One of the main challenges I encountered was managing the organization of wiring while maintaining stable and reliable power flow. Additionally, I had to make minor adjustments to sensor positioning to optimize detection consistency, especially during the pressure detection tests.

Looking ahead, my next steps are to complete the LED response validation, finalize the wiring organization to prepare the hardware for presentation, and integrate temperature and humidity sensors into the system before the upcoming demo. I also plan to implement predictive logic that will help recommend against unnecessary grocery purchases based on user inventory. Finally, I aim to fully wrap the device with a silicon mat to finalize the hardware assembly.

Throughout the process of designing, implementing, and debugging the project, I found it necessary to strengthen my knowledge of stable power distribution techniques and real-time sensor validation strategies. I also had to learn practical wiring organization methods to minimize signal noise and maintain consistent performance under different operating conditions. To acquire this new knowledge, I relied heavily on informal learning strategies, including watching targeted YouTube tutorials, reading discussions and troubleshooting posts on Stack Overflow and Arduino forums, and studying relevant sensor datasheets. Accessing real-world examples and project references online helped me quickly adapt and apply new techniques without the need for formal coursework, allowing me to troubleshoot and optimize our hardware setup more effectively.

I successfully completed the wiring and soldering of the LED subsystem. Initially, we attempted to solder four separate 4-LED strips (16 total) into a square formation to fit the base of our design. However, we encountered a major roadblock: current flow inconsistencies due to segmenting the strips. To resolve this, we opted not to cut the LED strips.
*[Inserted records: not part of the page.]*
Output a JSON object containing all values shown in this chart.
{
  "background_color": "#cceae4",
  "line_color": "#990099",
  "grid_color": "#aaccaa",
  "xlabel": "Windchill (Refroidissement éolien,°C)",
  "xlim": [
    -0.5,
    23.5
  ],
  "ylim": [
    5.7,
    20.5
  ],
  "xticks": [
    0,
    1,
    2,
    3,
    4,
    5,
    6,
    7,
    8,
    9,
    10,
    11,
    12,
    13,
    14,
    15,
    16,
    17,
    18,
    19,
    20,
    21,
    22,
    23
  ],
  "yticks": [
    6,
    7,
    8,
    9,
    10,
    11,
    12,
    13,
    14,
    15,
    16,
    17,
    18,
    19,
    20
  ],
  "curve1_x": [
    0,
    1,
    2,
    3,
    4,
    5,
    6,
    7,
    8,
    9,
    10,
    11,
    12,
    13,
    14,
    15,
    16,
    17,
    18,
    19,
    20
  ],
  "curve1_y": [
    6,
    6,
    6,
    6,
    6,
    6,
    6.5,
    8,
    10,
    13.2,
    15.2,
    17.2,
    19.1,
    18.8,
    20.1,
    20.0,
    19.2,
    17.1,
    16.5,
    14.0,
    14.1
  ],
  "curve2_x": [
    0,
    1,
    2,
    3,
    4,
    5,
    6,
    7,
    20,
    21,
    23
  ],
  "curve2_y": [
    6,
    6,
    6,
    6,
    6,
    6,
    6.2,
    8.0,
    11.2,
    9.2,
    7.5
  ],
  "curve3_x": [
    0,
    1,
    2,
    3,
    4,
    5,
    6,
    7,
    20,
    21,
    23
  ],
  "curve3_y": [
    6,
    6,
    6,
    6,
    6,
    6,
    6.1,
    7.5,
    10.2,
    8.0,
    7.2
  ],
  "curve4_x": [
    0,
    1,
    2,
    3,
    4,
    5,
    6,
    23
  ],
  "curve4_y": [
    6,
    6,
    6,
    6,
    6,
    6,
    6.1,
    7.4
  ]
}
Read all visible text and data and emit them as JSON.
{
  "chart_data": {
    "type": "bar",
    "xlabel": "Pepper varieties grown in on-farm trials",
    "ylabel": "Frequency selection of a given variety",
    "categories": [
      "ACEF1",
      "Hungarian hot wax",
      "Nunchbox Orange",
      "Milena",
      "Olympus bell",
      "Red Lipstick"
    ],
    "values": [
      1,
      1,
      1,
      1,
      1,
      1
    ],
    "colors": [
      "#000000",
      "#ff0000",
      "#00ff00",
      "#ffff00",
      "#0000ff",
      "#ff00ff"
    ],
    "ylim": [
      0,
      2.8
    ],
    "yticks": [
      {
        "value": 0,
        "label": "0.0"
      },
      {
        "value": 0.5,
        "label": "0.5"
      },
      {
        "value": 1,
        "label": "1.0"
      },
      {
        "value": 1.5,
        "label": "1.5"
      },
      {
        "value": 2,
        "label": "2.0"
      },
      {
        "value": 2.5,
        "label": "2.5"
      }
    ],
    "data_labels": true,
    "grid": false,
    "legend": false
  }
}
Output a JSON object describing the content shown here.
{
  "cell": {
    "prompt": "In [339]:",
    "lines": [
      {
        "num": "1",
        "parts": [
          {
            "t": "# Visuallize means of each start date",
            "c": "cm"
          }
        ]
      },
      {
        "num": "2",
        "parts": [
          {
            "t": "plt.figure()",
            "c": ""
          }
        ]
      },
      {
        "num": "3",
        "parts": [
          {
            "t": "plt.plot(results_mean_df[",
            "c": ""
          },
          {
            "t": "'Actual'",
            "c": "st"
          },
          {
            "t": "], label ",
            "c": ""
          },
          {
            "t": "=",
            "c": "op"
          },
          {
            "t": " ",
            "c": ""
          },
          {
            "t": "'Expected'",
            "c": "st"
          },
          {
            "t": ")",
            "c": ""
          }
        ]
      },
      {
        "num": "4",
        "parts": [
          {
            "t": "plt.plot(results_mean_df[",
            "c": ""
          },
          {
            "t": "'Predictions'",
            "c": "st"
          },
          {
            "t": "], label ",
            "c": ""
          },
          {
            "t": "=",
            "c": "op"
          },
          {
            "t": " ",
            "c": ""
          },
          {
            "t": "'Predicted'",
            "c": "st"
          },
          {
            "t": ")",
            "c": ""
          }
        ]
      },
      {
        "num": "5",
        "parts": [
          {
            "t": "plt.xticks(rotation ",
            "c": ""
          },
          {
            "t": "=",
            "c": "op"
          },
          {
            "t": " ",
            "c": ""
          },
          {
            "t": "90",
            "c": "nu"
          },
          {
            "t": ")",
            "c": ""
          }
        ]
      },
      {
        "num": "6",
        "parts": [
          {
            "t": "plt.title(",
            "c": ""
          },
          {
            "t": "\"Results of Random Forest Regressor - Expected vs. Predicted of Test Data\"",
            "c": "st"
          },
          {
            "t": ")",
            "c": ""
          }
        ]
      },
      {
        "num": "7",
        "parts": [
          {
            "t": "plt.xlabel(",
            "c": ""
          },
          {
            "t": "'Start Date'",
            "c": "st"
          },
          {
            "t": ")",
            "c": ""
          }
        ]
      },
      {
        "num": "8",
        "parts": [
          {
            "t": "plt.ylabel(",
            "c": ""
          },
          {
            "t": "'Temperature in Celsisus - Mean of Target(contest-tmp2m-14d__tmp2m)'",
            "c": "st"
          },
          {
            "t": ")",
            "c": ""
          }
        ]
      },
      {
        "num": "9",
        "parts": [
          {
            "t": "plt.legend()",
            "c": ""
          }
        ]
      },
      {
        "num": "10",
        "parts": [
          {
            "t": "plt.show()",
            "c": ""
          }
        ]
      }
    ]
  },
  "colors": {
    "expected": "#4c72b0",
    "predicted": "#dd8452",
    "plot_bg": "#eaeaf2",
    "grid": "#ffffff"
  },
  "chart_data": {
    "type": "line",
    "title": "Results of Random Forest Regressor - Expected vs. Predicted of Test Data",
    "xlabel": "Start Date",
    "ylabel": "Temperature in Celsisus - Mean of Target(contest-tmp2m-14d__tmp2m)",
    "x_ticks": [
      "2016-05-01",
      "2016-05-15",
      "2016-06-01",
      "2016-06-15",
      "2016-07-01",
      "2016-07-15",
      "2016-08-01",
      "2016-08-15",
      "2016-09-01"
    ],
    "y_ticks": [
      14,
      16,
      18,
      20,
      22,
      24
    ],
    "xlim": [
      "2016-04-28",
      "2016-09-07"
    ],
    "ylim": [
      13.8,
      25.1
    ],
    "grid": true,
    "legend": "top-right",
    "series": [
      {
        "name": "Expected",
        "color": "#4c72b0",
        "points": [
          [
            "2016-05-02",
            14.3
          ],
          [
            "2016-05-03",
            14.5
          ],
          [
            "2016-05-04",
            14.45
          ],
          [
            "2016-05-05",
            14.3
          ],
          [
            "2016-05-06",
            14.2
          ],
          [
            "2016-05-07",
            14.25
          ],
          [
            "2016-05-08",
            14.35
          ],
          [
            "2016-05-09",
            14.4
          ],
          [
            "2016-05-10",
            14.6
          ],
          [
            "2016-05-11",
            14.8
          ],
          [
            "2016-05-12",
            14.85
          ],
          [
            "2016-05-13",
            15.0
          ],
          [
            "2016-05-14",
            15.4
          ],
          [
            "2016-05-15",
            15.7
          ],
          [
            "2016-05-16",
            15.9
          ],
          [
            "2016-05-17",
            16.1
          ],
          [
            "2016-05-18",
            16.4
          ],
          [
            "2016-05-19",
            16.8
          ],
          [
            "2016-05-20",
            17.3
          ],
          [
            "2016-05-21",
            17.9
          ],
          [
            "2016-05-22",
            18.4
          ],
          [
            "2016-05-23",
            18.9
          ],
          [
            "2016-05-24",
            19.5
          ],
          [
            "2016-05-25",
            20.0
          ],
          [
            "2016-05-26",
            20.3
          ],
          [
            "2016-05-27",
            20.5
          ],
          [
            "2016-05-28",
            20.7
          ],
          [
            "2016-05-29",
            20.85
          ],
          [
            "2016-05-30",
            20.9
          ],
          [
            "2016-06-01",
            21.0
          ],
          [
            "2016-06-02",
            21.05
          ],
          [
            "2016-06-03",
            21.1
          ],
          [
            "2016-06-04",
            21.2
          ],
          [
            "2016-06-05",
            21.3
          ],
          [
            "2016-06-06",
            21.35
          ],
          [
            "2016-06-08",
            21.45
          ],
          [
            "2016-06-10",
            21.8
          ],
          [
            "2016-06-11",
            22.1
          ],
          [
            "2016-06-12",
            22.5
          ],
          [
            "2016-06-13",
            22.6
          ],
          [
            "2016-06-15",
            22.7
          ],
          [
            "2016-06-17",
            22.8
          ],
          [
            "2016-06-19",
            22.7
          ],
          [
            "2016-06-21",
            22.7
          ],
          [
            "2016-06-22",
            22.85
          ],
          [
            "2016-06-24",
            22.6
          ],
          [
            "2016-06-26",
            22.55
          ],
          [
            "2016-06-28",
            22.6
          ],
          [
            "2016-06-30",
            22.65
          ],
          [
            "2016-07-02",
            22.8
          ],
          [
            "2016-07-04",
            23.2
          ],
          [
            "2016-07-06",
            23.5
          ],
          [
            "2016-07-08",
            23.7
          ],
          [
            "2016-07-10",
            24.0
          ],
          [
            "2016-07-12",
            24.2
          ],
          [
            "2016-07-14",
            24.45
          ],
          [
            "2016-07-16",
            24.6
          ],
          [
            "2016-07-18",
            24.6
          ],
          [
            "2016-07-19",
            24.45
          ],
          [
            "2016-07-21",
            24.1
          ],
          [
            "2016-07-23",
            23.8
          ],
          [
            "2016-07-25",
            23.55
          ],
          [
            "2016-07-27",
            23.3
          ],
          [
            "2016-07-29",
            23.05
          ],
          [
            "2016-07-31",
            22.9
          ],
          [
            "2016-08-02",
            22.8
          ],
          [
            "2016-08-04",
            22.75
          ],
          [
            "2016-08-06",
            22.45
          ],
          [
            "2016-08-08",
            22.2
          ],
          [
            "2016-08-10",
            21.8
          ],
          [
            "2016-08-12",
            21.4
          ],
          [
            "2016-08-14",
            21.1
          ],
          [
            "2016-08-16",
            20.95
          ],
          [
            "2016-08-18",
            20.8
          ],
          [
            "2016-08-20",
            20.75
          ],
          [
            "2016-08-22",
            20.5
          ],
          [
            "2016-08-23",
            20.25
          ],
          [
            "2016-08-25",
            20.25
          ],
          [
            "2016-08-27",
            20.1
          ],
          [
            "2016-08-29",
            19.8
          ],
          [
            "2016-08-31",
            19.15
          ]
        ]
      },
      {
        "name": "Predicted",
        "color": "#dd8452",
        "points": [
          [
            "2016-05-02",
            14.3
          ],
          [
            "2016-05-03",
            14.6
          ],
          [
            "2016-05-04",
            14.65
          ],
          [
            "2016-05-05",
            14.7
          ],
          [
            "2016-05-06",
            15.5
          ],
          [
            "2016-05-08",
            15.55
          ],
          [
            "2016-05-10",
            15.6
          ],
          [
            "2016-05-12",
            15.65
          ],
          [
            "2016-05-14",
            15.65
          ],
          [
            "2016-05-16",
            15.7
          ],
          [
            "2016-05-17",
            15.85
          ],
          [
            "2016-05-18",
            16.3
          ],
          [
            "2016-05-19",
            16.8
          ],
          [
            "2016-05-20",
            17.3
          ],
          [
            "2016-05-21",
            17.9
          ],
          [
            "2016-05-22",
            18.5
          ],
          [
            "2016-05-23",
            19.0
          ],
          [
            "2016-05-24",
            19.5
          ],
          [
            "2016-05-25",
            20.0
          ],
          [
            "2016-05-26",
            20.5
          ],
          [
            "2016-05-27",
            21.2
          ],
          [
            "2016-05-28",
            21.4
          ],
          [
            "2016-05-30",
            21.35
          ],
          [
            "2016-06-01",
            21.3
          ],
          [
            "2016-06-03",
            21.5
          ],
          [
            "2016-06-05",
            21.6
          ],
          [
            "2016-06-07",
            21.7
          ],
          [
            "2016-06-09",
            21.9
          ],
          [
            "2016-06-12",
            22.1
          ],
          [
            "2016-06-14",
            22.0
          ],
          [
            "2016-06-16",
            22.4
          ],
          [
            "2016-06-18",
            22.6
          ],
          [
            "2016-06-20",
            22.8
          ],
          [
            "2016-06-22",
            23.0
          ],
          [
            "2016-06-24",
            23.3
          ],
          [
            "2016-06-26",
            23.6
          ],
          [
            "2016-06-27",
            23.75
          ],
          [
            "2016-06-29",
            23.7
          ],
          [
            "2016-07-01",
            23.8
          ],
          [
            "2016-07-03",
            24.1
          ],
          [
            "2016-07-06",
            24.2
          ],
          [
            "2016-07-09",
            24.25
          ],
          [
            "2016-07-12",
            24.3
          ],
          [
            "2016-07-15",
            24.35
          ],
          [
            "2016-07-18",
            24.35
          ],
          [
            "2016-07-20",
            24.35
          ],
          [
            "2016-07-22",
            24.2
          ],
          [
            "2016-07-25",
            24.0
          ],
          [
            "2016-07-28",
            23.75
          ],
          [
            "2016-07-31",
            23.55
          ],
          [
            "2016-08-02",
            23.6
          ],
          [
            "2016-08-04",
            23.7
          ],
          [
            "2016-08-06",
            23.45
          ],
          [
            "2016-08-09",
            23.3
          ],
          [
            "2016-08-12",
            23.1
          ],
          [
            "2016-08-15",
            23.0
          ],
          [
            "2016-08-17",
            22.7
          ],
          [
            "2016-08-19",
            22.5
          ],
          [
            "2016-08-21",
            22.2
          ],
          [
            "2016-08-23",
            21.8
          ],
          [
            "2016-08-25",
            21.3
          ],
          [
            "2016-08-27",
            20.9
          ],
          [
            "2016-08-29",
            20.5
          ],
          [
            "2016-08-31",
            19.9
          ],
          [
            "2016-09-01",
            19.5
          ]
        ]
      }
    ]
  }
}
Instead, we used a continuous 16-LED strip and geometrically folded it into a square pattern to maintain uniform current flow and simplify the wiring layout. This new configuration has been tested using our power booster and logic level shifter, which step the Arduino’s 3.3V output up to 5V for the LED signal and power. All 16 LEDs now light up consistently with no drop in brightness, verifying the effectiveness of our revised wiring approach. The 4 squares of LEDs will now take up 4 pins in total on our main ESP32 board.

I’ve completed testing the power circuit stability. Using a multimeter, I confirmed that the voltage booster consistently outputs ~5V under full LED load, and the logic level shifter correctly translates the Arduino’s 3.3V signal to 5V for LED data input. The system maintained stable performance with no flickering or voltage drops.

I still need to complete testing for the light sensor, which is scheduled for next week. This will involve simulating fridge door open and close states using a flashlight to verify that the sensor correctly detects changes in ambient light and triggers power-off behavior when lux levels drop below the threshold.

To verify pressure sensor accuracy, we will place 10 items of varying weights (≥50g) on the GlowFresh pad, testing sensor response with and without the silicone mat interface. I’ll confirm that placement and removal are consistently detected, aiming for a 98% success rate with minimal false positives. We’ll also evaluate sensor sensitivity and response when two items are stacked, ensuring that changes in total force are correctly registered.